Truly broken operations are trying to run seq2hla on BAM, BED, BAI, &c files.
@smondet That's a strong claim that no one had thought about how to encode information about the assay that generated the FASTQ into the type system. I had always imagined that information would be available to workflow nodes. Claiming that there is a lot of information and new information that gets added all the time still does not justify not putting some of that information into the type system.
@iskandr note the comment above about "safe" an "unsafe" workflow nodes. I don't see why you wouldn't want some information available that can be explicitly ignored if you want but that can be used when safety is desired.
@iskandr I'm saying exactly that; you might want to run some random data through some random tool; the proposal does not prevent this from happening. Rather, it lets a pipeline writer decide it they want to be "safer". This does not remove any flexibility.
@hammer Using extensible variants to annotate a FASTQ with a collection of tags might work, especially if tag conformity checking is a special "safe" mode for Biokepi.
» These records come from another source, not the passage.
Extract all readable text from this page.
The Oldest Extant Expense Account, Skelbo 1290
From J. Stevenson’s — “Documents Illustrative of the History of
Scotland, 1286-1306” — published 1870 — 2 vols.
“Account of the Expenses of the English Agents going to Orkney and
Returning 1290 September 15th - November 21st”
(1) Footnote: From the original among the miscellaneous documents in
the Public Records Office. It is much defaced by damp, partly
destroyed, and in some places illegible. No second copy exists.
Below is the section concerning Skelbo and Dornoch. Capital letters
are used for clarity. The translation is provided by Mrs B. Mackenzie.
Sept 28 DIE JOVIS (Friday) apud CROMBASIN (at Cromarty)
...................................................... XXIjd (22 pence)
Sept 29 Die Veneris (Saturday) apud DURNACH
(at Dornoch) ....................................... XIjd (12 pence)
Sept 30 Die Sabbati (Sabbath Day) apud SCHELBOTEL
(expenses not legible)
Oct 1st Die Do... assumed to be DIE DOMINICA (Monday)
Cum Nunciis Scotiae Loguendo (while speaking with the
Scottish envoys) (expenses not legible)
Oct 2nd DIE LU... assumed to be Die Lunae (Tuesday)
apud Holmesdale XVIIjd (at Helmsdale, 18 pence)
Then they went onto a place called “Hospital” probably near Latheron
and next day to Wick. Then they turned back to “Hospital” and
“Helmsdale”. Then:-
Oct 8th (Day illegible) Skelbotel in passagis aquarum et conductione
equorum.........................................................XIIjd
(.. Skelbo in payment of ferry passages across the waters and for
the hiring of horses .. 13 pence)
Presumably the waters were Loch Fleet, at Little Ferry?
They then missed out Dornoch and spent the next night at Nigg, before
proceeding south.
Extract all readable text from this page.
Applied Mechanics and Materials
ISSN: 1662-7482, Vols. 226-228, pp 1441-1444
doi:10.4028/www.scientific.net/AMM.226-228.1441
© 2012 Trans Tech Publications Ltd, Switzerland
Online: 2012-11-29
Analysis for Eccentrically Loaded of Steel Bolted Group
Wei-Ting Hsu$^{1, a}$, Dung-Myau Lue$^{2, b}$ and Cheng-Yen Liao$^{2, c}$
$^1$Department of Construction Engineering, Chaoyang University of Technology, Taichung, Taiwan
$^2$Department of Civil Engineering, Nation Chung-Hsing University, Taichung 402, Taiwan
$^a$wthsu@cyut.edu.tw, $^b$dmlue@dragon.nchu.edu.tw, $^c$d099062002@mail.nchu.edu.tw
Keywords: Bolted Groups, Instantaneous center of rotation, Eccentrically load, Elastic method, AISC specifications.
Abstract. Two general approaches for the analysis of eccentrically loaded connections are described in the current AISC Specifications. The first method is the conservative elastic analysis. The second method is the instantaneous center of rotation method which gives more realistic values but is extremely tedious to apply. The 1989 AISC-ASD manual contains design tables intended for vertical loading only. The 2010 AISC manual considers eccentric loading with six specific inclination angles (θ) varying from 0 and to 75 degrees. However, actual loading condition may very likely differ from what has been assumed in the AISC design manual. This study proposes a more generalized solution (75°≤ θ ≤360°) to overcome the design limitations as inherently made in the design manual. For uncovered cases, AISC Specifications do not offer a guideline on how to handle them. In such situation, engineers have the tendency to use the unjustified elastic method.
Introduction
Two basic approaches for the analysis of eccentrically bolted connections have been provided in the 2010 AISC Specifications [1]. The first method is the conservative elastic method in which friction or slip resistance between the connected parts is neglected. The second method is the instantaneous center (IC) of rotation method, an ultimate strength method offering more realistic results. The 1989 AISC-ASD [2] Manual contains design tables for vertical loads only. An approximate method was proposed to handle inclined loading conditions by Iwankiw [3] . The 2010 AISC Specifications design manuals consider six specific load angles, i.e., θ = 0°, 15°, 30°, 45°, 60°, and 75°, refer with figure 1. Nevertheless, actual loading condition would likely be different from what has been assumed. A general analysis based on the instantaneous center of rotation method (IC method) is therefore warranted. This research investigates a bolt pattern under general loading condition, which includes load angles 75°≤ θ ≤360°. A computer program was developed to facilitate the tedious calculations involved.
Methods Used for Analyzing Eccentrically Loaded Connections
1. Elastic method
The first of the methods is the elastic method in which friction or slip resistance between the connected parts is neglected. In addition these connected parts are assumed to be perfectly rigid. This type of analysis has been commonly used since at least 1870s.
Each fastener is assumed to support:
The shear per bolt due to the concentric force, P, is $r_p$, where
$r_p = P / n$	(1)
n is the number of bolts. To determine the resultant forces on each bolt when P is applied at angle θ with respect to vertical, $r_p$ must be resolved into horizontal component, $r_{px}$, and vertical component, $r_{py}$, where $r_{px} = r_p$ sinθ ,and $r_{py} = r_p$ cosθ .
What would it look it to workflow authors to distinguish between safe and unsafe modes?
@ihodes I'm probably misunderstanding what's being discussed then -- where is the choice for a pipeline author? It seems like it's up to all the wrapped tools to decide which FASTQs they accept or reject.
By the way, are we going to add similar meta-data to BAMs? It seems like there's more room for mistakes in mixing e.g. sorted vs. unsorted BAMs.
@iskandr sortedness of bams is already in use (it has a real impact because we can sort only "if necessary")
Bams have an [
RNA | DNA ]
tag that we don't use anywhere.
https://github.com/hammerlab/biokepi/blob/master/src/lib/common.ml#L87
@iskandr This could be implemented for any data type, sure.
The way @rleonid described it, a pipeline writer could, for example, annotate their FASTQ as a Some DNA fastq
, and a tool could make on this annotation and ensure that it's known to be able to handle DNA fastqs.
If the pipeline writer wanted to run on a tool that isn't known to accept a DNA fastq, the fastq would remain unannotated; with the default None fastq
type. All tools would match on the None
case and allow the tool to (attempt to) run on that data.
This issue is a scratchpad of features and ideas on bioinformatics pipelines.
The pipeline's notion of a fastq should be parameterized by what it contains: DNA or RNA (from cDNA). This could allow us to at compile time make sure that we don't run incompatible tools and data.